La législation algérienne sur les stupéfiants est cependant différente des autres nations nord-africaines puisqu’elle met l’accent sur la prévention plus que la répression. Le traitement et des mesures préventives sont ainsi recommandés avant toutes condamnations pénales.

Située à côté du Maroc (premier exportateur de haschisch au monde), l’Algérie est confrontée à un véritable problème de trafic de drogue dans la mesure où le pays est souvent utilisé par les trafiquants pour passer la drogue en Europe. Cela a même mené à des tensions entre les deux pays, Ouyahia allant jusqu’à affirmer que le Maroc « essaye de faire couler l’Algérie avec le haschisch et la cocaïne ».

Peut-on vendre du cannabis en Algérie ?

La vente et la distribution de cannabis sont également illégales, son approvisionnement étant sanctionné par une peine de deux ans de prison. Le trafic à grande échelle est considéré comme une infraction bien plus grave et peut entrainer un emprisonnement de 10 à 20 ans. La peine de mort existe encore en Algérie, mais celle-ci ne s’applique pas aux infractions liées aux narcotiques. Le pays n’a d’ailleurs exécuté aucun détenu depuis 1993.

En dépit de sanctions sévères, le trafic de cannabis reste monnaie courante dans le pays. Les 6 700 kilomètres de frontière sont difficiles à patrouiller pour les autorités, le haschisch entrant ainsi facilement depuis le Maroc pour ensuite rejoindre l’Europe, la Libye et autres pays africains.

La télévision publique algérienne diffuse souvent des captures de trafiquants. Mais ces arrestations ne semblent pas dissuader ceux impliqués, l’appât du gain semblant justifier les risques encourus.

Peut-on cultiver du cannabis en Algérie ?

Comme vous pouvez vous en douter, la culture du cannabis est elle aussi illicite en Algérie et sanctionnée par des peines d’emprisonnement. Mais le climat désertique aride rendant la culture difficile, les plantations illégales ne posent pas de problème majeur.

On trouve quelques exploitations de cannabis en zone montagneuse, en particulier près de la frontière marocaine, comme dans la région de Tlemcen. Le climat y est plus frais et les précipitations plus favorables à la culture. Les autorités y font donc des saisies régulières.

On voit aussi parfois des plantations de cannabis dans le sud du pays près d’oasis et dans les forêts des montagnes de Médéa, dans le sud-ouest. À cause des rebelles islamistes, ces régions sont restées inaccessibles pendant des années lors de la guerre civile (et même après).

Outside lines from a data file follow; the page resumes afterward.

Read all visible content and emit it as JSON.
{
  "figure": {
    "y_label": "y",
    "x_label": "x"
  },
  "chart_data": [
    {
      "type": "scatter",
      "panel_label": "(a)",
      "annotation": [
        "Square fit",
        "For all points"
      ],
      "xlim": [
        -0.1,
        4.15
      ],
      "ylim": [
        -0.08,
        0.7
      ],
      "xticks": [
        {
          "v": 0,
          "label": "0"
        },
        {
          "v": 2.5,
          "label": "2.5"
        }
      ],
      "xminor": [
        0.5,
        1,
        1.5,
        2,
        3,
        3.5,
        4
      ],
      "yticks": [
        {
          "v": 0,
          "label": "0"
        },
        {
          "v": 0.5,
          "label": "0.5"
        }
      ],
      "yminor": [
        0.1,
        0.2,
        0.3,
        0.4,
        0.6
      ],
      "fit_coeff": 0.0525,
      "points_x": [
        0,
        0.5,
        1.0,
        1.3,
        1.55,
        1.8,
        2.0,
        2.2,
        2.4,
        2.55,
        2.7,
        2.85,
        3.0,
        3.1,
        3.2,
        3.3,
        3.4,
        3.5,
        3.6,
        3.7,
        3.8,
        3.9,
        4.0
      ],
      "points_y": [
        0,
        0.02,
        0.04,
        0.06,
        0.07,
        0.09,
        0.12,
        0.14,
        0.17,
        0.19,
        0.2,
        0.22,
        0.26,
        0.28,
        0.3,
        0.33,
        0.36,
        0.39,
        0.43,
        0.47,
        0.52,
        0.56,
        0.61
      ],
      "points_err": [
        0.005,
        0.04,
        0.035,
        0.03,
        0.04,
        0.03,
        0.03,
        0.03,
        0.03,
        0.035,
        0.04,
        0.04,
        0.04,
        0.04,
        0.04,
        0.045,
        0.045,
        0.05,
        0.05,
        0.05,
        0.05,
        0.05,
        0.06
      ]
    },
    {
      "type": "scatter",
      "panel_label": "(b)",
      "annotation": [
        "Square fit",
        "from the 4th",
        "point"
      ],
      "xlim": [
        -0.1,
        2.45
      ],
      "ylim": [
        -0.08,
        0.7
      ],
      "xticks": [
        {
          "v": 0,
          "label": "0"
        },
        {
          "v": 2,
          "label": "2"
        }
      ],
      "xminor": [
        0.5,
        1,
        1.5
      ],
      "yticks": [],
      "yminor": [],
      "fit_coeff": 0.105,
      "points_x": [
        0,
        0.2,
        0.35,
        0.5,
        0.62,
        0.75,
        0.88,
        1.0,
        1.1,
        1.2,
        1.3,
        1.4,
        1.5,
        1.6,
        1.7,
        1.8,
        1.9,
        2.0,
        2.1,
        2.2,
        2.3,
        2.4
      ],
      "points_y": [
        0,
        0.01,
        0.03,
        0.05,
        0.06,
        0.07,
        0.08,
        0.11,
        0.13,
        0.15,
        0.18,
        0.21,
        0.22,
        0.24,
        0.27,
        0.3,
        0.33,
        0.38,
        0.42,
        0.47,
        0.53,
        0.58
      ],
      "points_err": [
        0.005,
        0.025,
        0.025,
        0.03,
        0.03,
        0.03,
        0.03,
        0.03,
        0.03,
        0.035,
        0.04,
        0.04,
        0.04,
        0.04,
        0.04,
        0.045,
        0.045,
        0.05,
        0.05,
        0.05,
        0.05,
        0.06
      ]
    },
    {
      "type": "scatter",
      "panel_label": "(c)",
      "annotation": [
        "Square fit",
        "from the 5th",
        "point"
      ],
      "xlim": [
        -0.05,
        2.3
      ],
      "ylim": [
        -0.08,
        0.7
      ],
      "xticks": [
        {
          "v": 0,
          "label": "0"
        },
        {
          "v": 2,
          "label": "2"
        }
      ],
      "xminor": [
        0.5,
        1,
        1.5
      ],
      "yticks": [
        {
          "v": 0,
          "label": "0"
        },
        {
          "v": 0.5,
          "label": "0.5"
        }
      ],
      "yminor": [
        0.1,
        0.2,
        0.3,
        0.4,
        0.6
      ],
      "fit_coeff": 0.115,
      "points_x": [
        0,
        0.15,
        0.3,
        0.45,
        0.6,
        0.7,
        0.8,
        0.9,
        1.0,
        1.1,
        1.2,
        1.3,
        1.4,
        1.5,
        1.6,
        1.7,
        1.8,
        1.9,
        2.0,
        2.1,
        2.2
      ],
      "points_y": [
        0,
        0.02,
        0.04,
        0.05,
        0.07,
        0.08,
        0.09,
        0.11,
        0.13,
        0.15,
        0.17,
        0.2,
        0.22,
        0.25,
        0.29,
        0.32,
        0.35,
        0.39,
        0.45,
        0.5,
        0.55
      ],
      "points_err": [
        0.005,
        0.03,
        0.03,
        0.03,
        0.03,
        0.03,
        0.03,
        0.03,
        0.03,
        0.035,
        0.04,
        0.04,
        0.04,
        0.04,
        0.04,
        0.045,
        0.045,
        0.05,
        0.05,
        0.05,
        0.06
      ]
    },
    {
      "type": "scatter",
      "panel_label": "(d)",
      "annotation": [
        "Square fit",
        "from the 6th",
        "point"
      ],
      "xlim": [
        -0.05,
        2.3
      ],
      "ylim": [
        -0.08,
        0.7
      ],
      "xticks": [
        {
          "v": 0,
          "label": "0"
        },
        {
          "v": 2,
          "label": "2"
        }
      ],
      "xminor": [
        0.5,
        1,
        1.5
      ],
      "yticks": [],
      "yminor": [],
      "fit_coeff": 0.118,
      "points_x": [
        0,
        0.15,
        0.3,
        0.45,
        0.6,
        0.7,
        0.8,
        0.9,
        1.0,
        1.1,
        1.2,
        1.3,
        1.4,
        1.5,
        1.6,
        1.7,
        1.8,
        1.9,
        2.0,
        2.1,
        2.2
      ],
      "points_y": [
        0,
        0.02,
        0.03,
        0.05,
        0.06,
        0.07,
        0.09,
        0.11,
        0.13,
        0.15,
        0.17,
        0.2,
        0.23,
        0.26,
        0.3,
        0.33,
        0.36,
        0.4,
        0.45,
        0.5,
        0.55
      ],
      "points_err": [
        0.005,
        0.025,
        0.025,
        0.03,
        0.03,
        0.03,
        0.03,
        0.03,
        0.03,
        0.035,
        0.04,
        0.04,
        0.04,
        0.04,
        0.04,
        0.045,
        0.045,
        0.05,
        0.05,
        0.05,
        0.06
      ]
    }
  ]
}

Dans les villes, quelques personnes cultivent à des fins personnelles des plants de cannabis dans leur jardin ou sur leur balcon. Ces cas ne sont pas prioritaires pour la police, même si les petites exploitations sont parfois détruites.

Le CBD est-il légal en Algérie ?

La loi algérienne ne distingue pas le CBD du THC. Et ce alors même que le CBD contient des niveaux de THC beaucoup moins élevés et ne rend pas « high ». Consommation, achat et vente sont donc illégaux.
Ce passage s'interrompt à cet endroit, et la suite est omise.